Holiday pay in Michigan is completely up to the individual employer. Companies are not required by Michigan law or by federal law to provide paid holidays or to pay overtime for employees who work on holidays.

Most companies do provide paid holidays, usually around 5 to 7 per year. Which holidays are considered paid is set by each company, and are usually defined in the employee handbook.

According to Human Resources pros, “holiday pay” usually refers to additional wages paid to employees who are off work on holidays. Most employers pay workers for the hours they actually worked, plus 8 additional hours for the holiday. The additional hours are usually at the worker’s normal rate.

For example, Jason works 47 hours in a week that contains a holiday. Most employers would pay Jason 40 hours of regular pay, 8 hours of holiday pay (at the regular rate) and 7 hours of overtime. In this case, the worked holiday is considered as a part of the regular work week.

Donna is another example. She is off on New Year’s Day, a paid holiday at her company, and also works 40 hours that week. She would be entitled to 40 hours of pay at the regular rate, and 8 hours of holiday pay, also at the regular rate.

Yes, the total hours on Donna’s paycheck are 48, which by federal and Michigan law should qualify her for overtime pay.
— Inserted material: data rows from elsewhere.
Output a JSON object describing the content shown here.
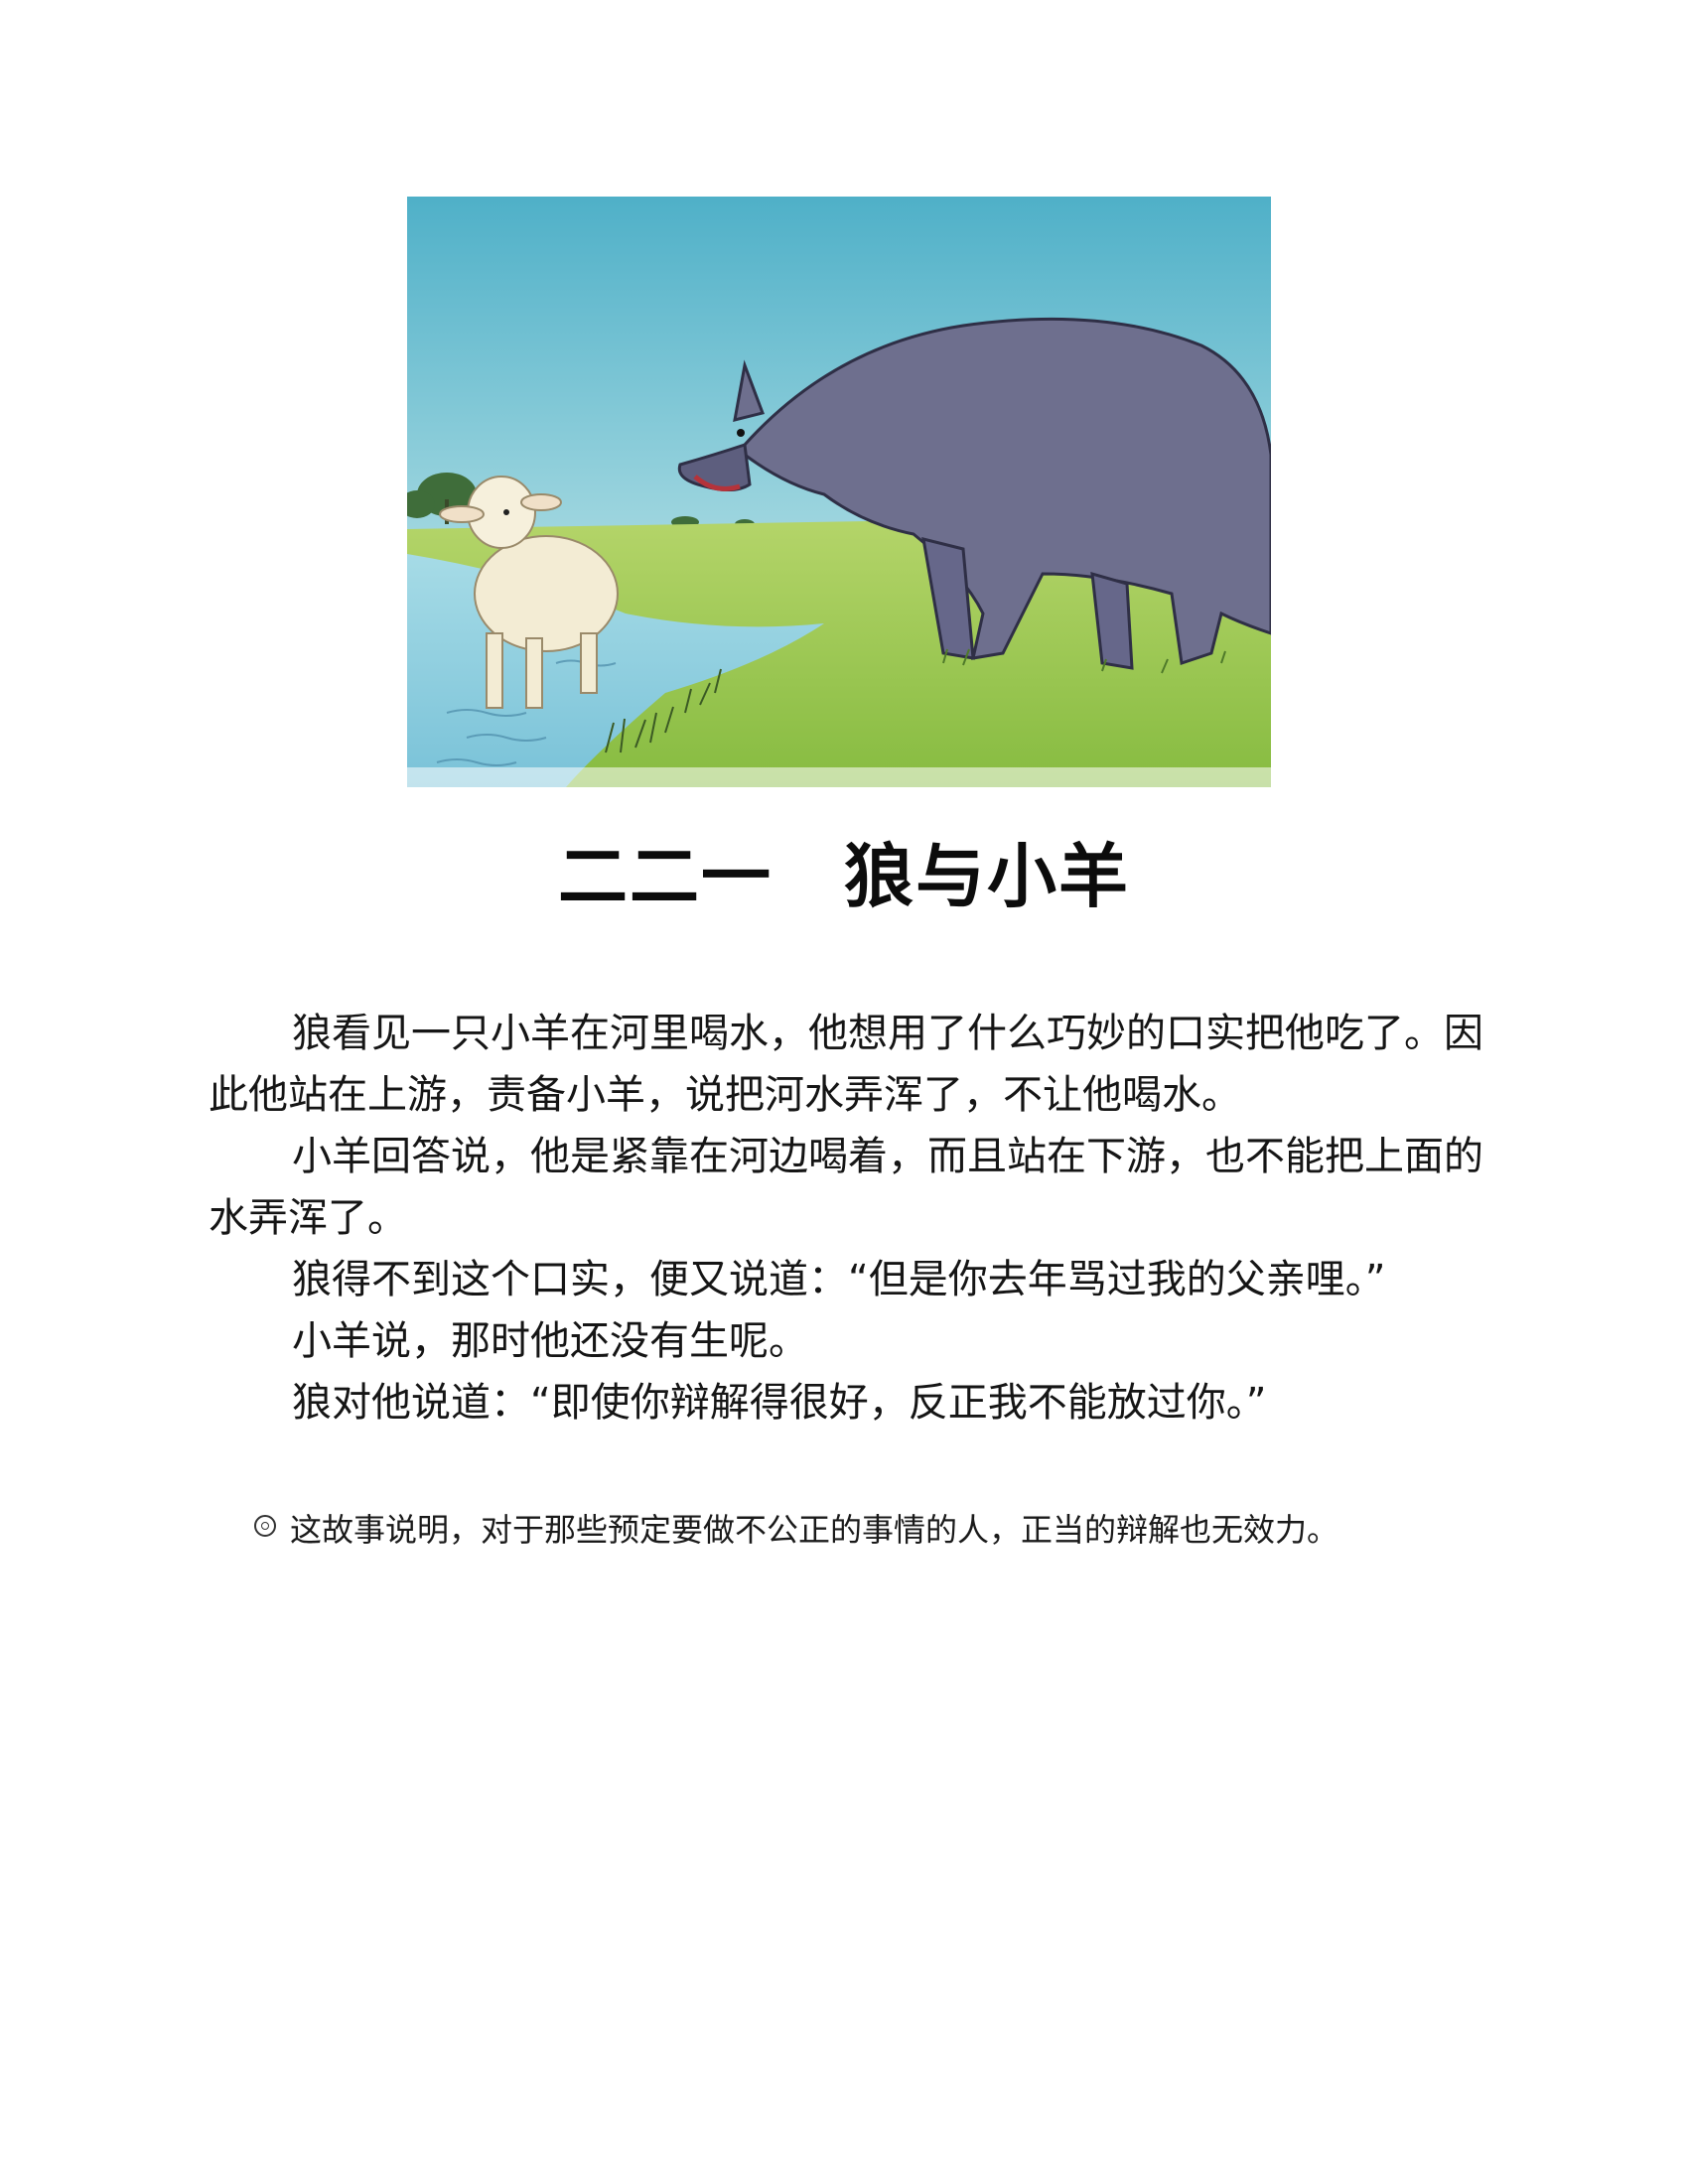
{
  "title": "二二一　狼与小羊",
  "paragraphs": [
    "狼看见一只小羊在河里喝水，他想用了什么巧妙的口实把他吃了。因此他站在上游，责备小羊，说把河水弄浑了，不让他喝水。",
    "小羊回答说，他是紧靠在河边喝着，而且站在下游，也不能把上面的水弄浑了。",
    "狼得不到这个口实，便又说道：“但是你去年骂过我的父亲哩。”",
    "小羊说，那时他还没有生呢。",
    "狼对他说道：“即使你辩解得很好，反正我不能放过你。”"
  ],
  "moral": {
    "icon": "double-circle-bullet-icon",
    "text": "这故事说明，对于那些预定要做不公正的事情的人，正当的辩解也无效力。"
  },
  "illustration": {
    "colors": {
      "sky": "#63bcd0",
      "grass": "#8fc24a",
      "water": "#8ccfe0",
      "wolf": "#6e6f8e",
      "lamb": "#f3ecd4"
    }
  }
}
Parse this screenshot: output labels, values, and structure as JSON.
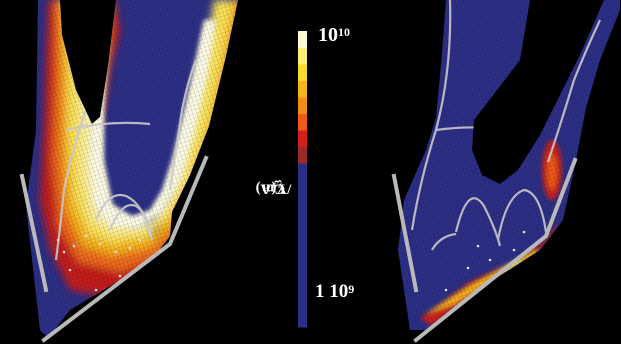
{
  "colorbar": {
    "top_base": "10",
    "top_exp": "10",
    "bottom_prefix": "1 10",
    "bottom_exp": "9",
    "title_prefix": "Cm",
    "title_exp": "-3",
    "title_suffix": "/Y(A)",
    "colors_bottom_to_top": [
      "#2b2e85",
      "#9b2b28",
      "#d41f1c",
      "#ef5a18",
      "#f08e17",
      "#f6b61b",
      "#f8d92e",
      "#fbee75",
      "#fdf8cf"
    ]
  },
  "panels": [
    {
      "id": "left",
      "description_key": "map-left"
    },
    {
      "id": "right",
      "description_key": "map-right"
    }
  ]
}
Since 8 of those hours were a holiday where she did not work, however, those hours can be paid at the regular rate. Employees are paid overtime only when they work more than 40 hours per week.

There are companies who pay a premium for working on a holiday, and some union contracts require holiday pay. Say Jason’s company pays time and a-half for working on a holiday and a holiday falls on Thursday. Jason might be paid his regular rate for 30 hours, the holiday rate for working 10 hours on Thursday, and the overtime rate for 7 hours. Since holiday pay and overtime are both paid as time-and-a-half, Jason would earn 17 hours of overtime pay in this example.